(Alliance News) - Speedy Hire PLC on Tuesday said it continued to make good progress on implementing its 'Velocity' business strategy, but lowered its earnings guidance.

Speedy Hire shares fell 17% to 29.90 pence each on Tuesday morning in London. The stock is down 27% over the past 12 months.

The Merseyside, England-based tool and equipment hire services firm said it performed resiliently amid cost inflation and macroeconomic uncertainty.

However, for the financial year ending March 31, the company anticipates profit to be below its undefined previous expectations, citing "weakness in some of our end markets and seasonal product lines, and some delays in mobilisation of significant contract wins".

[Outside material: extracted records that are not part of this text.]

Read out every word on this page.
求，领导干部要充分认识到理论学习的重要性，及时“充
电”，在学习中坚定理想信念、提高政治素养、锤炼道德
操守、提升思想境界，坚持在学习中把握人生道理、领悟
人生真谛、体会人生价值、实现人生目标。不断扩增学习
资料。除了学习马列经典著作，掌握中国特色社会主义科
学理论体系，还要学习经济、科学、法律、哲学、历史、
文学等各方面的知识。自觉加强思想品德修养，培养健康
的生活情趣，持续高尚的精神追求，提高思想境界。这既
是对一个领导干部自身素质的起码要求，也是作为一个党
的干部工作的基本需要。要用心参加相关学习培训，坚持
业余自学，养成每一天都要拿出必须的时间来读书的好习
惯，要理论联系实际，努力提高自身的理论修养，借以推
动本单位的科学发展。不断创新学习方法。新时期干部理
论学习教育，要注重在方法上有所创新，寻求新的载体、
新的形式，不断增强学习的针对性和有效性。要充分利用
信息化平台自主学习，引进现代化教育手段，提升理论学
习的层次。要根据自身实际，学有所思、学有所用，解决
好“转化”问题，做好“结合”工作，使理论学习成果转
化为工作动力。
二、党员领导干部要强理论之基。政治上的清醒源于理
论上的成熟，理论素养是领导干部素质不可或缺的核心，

Speedy Hire said that revenue from regional customers was down 6% year-on-year at the end of its financial third quarter, while revenue from national customers was up 3% annually. The company said it continued to see revenue growth from opportunities with both new and existing national customers.

Speedy Hire didn't provide actual revenue figures in its trading update on Tuesday, only percentage changes.

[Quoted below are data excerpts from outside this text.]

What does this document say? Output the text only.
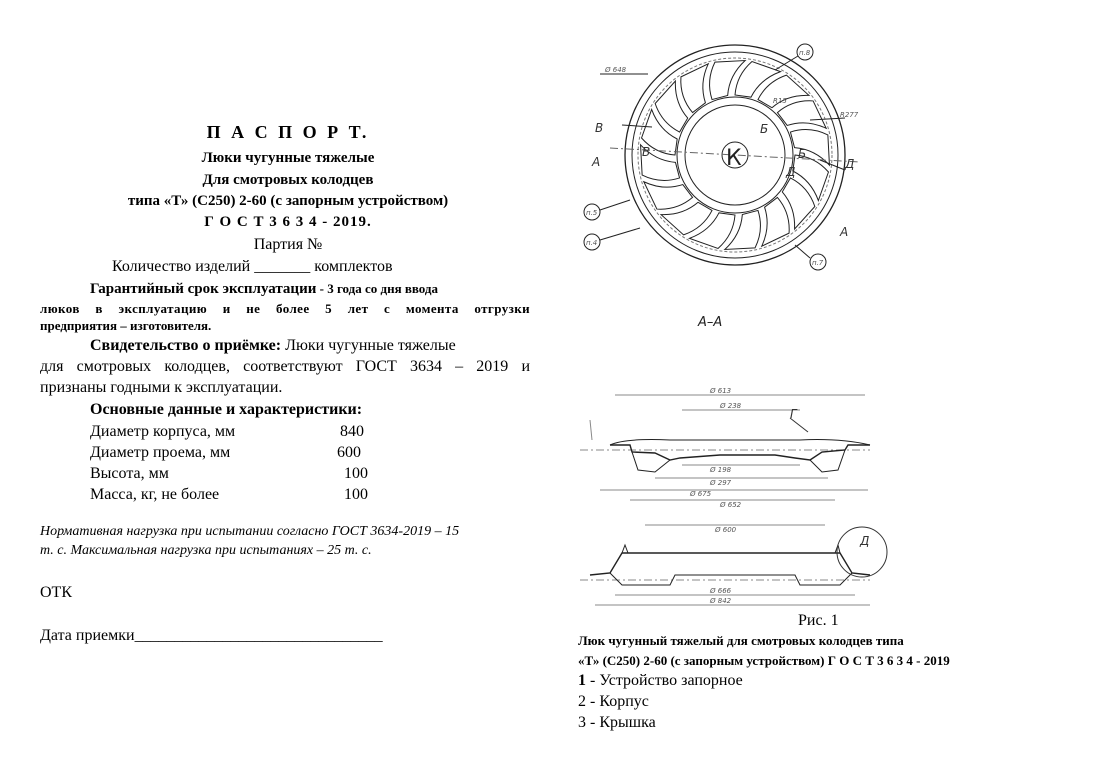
П А С П О Р Т.
Люки чугунные тяжелые
Для смотровых колодцев
типа «Т» (С250) 2-60 (с запорным устройством)
Г О С Т 3 6 3 4 - 2019.
Партия №
Количество изделий _______ комплектов
Гарантийный срок эксплуатации - 3 года со дня ввода
люков в эксплуатацию и не более 5 лет с момента отгрузки
предприятия – изготовителя.
Свидетельство о приёмке: Люки чугунные тяжелые
для смотровых колодцев, соответствуют ГОСТ 3634 – 2019 и
признаны годными к эксплуатации.
Основные данные и характеристики:
Диаметр корпуса, мм	840
Диаметр проема, мм	600
Высота, мм	100
Масса, кг, не более	100
Нормативная нагрузка при испытании согласно ГОСТ 3634-2019 – 15
т. с. Максимальная нагрузка при испытаниях – 25 т. с.
ОТК
Дата приемки_______________________________
В
А
В
Б
Б
Д
Д
А
Г
Д
А–А
К
Ø 648
п.8
п.5
п.4
п.7
R15
R277
Ø 613
Ø 238
Ø 198
Ø 297
Ø 675
Ø 652
Ø 600
Ø 666
Ø 842
Рис. 1
Люк чугунный тяжелый для смотровых колодцев типа
«Т» (С250) 2-60 (с запорным устройством) Г О С Т 3 6 3 4 - 2019
1 - Устройство запорное
2 - Корпус
3 - Крышка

"The warmer winter period has also impacted our revenue from seasonal products, despite us being ready for the usual cold weather and the important support we provide to our customers," it added.

Looking ahead, Speedy Hire said: "We continue to make good progress with the implementation of our Velocity strategy, which will deliver benefits and opportunity for Speedy for the long term.

"Nevertheless, with weakness in some of our end markets and seasonal product lines, and some delays in mobilisation of significant contract wins, the board expects the full-year profits to be below its previous expectations."